I'm sure we've all heard this kind of argument. Dogs have tails, cats have tails, therefore, cats are the same as dogs. Absurd, isn't it? And yet, people genuinely engage in such things daily. Their worldview is coloured distinctly by all sorts of logical fallacy.
Let us take, for example, the assumption that - if one person does a job badly, and someone else does the same job, then they will both do that job badly. A lot of people have this with doctors. It's a form of anecdotal fallacy - I had a bad experience and so I don't trust doctors, or I heard that so-and-so had to wait for three hours and so the entire medial profession is corrupt. Regardless of evidence to indicate that most people receive fair-to-good treatment regularly.
In terms of politics, the "They're All The Same" line gets trotted out a lot. One can sometimes see why - back in the mid-90s, as the Conservative party under John Major faced the threat of New Labour's more right-wing leaning, there was a distinct race to the middle ground. Everyone tried to look like the moderate, and tried to paint everyone else who disagreed with them as a shade of extremist. That's probably where a lot of the rhetoric originated from - politicians desperate to get to the most middling position before their competitors.
It is a statement that can be challenged, though. It is objectively possible to measure if a politician is good or not. We can measure this by attendance, by claims of expenses, by all sorts of yardsticks. Even if we discard this particular means of judgement, however, the fact that you can look at all their voting records right here should tell you that they don't all vote the same. Regardless of the words that come out of them, regardless of whether or not they say aloud what they believe - voting records don't lie.
And yet still, their "all being the same" is a line widely touted - a false equivalence. Mhairi Black, a highly morally sound and upstanding young woman, is a politician; so is Boris Johnson, whose clown persona has more in common with Pennywise than Bonzo. But they are both politicians, and thus are both the same - right?
Often a false equivalency is generated out of a lack of more in-depth knowledge. Where money is being spent, what people actually get up to, what the law actually says, what statistics are actually reliable. It's easy to not pay attention to this kind of thing - but if you don't have a base of knowledge to work from, then you should be honest about that before you start making sweeping statements.
There's a current state of false equivalence highly prevalent right now, and that is that both Hillary Rodham Clinton and Donald John Trump are as bad as each other.
Let's pare this down to the basics.
Even IF Clinton had engaged in the kind of behaviour that Trump has made synonimous with his name - such as calling for the actual physical harm of protesters, mocking disabled people, making several veiled insinuations calling for the harm or arrest of his competition...

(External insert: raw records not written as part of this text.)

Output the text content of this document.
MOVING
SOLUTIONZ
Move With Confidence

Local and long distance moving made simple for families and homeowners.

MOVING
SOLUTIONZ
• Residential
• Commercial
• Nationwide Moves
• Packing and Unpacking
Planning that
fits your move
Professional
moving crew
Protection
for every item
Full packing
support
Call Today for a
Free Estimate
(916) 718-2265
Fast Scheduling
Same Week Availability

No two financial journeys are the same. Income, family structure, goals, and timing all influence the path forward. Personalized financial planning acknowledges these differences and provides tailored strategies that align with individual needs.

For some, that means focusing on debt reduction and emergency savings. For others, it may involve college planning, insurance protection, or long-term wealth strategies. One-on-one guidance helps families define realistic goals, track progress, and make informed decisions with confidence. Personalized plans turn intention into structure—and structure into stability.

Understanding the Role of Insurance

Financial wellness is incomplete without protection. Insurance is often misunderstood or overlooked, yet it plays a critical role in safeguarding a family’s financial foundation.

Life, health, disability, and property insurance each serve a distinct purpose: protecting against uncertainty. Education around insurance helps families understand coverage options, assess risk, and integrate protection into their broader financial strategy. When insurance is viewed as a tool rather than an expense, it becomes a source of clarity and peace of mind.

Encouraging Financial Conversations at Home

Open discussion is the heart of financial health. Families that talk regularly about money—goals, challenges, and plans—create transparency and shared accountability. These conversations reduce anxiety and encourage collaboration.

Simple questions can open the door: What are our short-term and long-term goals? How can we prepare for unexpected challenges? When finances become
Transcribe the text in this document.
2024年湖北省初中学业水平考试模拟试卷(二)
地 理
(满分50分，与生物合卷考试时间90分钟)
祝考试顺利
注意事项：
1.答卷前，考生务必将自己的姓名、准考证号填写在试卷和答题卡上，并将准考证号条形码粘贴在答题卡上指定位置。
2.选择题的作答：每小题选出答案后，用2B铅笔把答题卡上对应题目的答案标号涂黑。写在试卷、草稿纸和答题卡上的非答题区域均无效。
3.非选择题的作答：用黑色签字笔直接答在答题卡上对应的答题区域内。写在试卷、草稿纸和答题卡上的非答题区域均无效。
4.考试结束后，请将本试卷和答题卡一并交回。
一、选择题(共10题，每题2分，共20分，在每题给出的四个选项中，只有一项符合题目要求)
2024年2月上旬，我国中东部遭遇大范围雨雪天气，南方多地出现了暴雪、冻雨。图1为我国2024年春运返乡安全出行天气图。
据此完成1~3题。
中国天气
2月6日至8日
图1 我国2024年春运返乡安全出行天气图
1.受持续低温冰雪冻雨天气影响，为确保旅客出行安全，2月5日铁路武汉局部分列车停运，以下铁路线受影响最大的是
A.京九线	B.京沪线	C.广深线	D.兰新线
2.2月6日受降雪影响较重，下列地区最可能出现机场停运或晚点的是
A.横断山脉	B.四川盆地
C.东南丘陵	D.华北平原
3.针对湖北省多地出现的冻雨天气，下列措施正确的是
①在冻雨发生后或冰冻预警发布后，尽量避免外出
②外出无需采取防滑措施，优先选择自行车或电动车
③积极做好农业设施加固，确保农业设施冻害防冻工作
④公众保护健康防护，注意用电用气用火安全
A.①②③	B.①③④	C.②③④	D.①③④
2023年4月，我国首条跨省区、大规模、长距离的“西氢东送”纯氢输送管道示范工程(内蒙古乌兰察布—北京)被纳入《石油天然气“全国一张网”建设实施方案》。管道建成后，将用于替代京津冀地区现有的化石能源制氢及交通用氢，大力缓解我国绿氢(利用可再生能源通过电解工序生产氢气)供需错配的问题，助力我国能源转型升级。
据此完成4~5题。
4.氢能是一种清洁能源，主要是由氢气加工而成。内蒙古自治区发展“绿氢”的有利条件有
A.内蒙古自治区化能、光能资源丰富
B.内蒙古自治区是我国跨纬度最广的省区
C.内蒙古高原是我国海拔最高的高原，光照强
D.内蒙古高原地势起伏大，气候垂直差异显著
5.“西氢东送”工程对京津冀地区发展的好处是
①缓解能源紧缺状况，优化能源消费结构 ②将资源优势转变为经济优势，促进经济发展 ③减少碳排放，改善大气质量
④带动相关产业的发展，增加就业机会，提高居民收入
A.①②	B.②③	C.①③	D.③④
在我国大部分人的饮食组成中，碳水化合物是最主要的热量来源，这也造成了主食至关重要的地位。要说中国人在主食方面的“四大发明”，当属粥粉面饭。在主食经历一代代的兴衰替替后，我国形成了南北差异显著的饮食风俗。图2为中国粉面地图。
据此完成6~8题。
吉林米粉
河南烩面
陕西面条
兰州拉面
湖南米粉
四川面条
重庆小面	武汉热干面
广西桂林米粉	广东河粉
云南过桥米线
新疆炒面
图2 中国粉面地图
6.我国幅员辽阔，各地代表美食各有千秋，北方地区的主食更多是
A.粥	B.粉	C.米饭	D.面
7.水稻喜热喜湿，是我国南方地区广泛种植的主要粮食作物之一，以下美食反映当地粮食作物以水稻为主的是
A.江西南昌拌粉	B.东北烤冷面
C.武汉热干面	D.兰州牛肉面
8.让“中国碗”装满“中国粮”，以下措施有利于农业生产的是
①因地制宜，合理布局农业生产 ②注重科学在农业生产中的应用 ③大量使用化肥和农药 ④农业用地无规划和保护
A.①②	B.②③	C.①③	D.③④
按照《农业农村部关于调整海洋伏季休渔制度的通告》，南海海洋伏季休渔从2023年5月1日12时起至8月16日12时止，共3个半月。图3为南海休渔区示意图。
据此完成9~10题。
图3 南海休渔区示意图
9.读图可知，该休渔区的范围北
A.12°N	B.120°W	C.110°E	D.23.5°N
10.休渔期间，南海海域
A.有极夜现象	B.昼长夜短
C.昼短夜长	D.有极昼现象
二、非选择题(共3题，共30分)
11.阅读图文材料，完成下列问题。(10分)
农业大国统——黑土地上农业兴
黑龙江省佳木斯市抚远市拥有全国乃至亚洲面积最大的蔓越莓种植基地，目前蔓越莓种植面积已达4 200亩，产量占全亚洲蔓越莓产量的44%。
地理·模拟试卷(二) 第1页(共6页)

...even IF Clinton had outright said that she pays no tax (and is smart because of it) and that the majority of immigrants from Mexico are bringing a "lot of problems" with them...
...even IF Clinton had been recorded talking about sexually assaulting people being okay because she's wealthy...
...then you know what? She'd STILL be a better choice to run the country.
Even if in terms of character they were EXACTLY the same - which they objectively are not - then we still have to concede the difference of career. Clinton has spent nearly two decades in politics. She has lived the life and played the game. People find her objectionable for all sorts of reasons, but the majority of them are things she has done in the political arena. (And are things that they don't necessarily hold the right people accountable for, either - but that is, again, an entirely different blog.)
While Trump's political acumen is...well...
...yeah, there isn't any, is there?
Hillary Clinton receives flak for being "untrustworthy", while Donald Trump collects kudos for "telling it how it is". Now if I am living in a world of ideals, then I want all of our politicians to be 100% honest all the time - but we do not live in this world. We live in a world where diplomacy relies on humility, decency and tact. Look at each of those words, imagine each candidate, and tell me how far each apple falls from the tree.
I am not a huge fan of Clinton. She strikes me as a little more Hawkish than she wants to be perceived, a little more right-wing than my taste - but then, that is how you get to be president. It's no secret that I am a Bernie fan.
But there isn't any hope in hell that I could even conceive of her being worse at the job of the President than that man. She isn't even in the same ballpark. She outstrips him by such a degree that it is embarassing to even think they could be considered "just as bad as each other".
But some people do still think this.
Which is, let's face it, literally False Equivalency.